I used to think he was dead wrong.  But now I wonder.  I thought of Callahan as I read a fascinating Wall Street Journal story of why former VP Dick Cheney is still alive despite five heart attacks and a possibly genetic predisposition to a defective ticker.   Cheney tells of being 14 and finding his grandfather having a heart attack.  The man died because there was little in the 1950s that could be done in such cases  But the grandson has survived repeated problems, several of which that would have killed his grandfather.  And it is all due to expensive-to-invent-and-apply medical technology.  From “The Story of Dick Cheney’s Heart:”

The most tangible evidence is on Mr. Cheney’s person, what he calls “the gear.” He is wearing a custom wool vest that holds a small computer near his abdomen and on either side two battery packs, about the size of video tapes. “They’re good for about 10 hours,” he says. “Put these in this morning.” The gear, connected to his chest via an insulated cable, powers something known as a left ventricular assist device, or LVAD, a turbine implanted near his heart’s major chamber that propels blood into his aorta and circulates it throughout his body.

The technology was first developed as a temporary measure for people awaiting heart transplants.  Now, patients are able to be helped for the longer term, and innovations continue.  Which brings up the economic issue:
Most economists agree that the spread of such technological change accounts for most of the climb in U.S. health-care costs—and if it has bought a lot in extending and improving lives, much of it has been financed on the taxpayer’s nickel. Heart disease accounts for about a third of what Medicare spends merely on hospitals, not counting drugs or other charges. One larger question now is whether entitlements can be restrained without retarding future health-care innovation, which usually occurs at the margins and compounds over time.

“I don’t think that I know enough to say, well, here’s the plan. It’s not my specialty. I’m more a happy customer,” Mr. Cheney cautions. “We’ve got a system that provides for the kind of research and innovation that has provided these tremendous capabilities. That automatically raises questions about how we deliver to everybody who needs it. . . .But I don’t think there’s any way not to have that debate about how much we’re going to spend on health care. We’ve got big budget problems, big national debt problems. . . . In finding our way forward, we’ve got to be able to find ways to deliver the quality care that everyone expects and that we’re capable of providing to the maximum number of people.”

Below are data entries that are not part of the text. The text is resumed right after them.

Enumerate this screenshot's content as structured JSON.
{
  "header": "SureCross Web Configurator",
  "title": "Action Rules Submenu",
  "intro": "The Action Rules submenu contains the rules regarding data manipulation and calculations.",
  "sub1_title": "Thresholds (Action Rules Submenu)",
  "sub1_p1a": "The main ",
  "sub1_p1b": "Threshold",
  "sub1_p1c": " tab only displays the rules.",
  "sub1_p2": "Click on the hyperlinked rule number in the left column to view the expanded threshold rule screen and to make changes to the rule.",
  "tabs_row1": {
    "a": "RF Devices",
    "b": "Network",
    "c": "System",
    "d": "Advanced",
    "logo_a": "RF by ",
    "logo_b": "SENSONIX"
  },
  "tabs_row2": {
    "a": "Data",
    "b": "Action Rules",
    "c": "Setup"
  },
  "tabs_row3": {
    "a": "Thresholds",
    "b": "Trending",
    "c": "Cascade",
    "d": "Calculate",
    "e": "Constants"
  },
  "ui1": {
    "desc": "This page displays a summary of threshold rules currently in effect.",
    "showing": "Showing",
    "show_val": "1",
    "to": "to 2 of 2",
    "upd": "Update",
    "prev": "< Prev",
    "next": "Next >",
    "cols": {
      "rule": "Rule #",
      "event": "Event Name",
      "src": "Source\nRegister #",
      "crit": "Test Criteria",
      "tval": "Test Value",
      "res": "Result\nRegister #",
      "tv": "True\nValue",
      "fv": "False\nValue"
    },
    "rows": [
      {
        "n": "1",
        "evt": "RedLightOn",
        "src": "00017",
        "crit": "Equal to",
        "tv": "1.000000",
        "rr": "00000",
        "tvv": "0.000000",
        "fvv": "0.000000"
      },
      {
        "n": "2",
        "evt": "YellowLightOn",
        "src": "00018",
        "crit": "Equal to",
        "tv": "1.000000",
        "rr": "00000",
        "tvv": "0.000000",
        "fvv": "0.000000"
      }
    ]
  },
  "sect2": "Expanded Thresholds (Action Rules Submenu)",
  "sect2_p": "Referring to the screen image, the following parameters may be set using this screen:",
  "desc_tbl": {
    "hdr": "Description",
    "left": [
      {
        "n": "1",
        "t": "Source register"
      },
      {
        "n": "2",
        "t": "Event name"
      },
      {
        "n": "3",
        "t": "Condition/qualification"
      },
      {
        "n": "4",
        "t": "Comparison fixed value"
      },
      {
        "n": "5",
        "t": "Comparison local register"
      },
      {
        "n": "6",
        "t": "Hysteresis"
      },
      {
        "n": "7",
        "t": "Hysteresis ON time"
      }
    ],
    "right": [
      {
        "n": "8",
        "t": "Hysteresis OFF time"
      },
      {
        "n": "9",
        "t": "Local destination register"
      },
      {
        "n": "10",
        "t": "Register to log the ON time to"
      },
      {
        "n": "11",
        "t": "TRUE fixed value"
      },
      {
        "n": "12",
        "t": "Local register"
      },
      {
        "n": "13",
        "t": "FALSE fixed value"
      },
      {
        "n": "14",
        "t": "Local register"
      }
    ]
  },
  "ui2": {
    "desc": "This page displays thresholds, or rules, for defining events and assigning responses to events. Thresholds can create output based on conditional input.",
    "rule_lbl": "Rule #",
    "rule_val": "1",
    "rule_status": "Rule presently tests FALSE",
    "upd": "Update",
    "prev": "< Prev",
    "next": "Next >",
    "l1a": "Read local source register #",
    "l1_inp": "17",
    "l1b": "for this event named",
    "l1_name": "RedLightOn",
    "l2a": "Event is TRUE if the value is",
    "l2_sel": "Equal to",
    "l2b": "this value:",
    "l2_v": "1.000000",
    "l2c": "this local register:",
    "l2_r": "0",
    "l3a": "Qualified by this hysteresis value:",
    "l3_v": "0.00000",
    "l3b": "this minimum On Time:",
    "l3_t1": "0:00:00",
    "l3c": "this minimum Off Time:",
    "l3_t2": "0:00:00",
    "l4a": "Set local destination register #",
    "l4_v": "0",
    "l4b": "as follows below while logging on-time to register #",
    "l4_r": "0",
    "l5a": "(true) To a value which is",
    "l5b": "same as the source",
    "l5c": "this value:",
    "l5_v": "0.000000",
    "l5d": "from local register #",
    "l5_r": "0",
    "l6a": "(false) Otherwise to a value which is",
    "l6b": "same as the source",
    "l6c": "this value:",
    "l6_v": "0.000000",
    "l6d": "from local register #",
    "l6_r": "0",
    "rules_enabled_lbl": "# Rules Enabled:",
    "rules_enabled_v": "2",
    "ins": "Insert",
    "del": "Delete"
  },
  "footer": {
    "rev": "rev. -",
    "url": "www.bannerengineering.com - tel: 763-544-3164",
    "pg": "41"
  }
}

Of course, if we are only looking at the money angle, medical innovation also helps the economy by creating wealth, jobs, and ancillary products and innovations that create jobs and wealth, etc.

That brings us back to Callahan’s conundrum (let’s call it).  Do we keep pouring billions of  public money into research that has the potential to extend lives and improve outcomes, but often at an accelerating increase in costs—while at the same time we slash current treatment availability to patients and compensation levels to hospitals and providers (to use a term I don’t like)?  It’s an awful point to consider.

But if it ever comes to really having to choose between full public support of research and full funding of current care—we’re not there yet—I think it would be most ethical to reduce public funding of research before cutting access to existing health care modalities.  That’s known as triage, and it sometimes applies to policy as well as emergency medical circumstances.

(This post is not about Dick Cheney. Any pro or con comments about him as a personality will not be published.)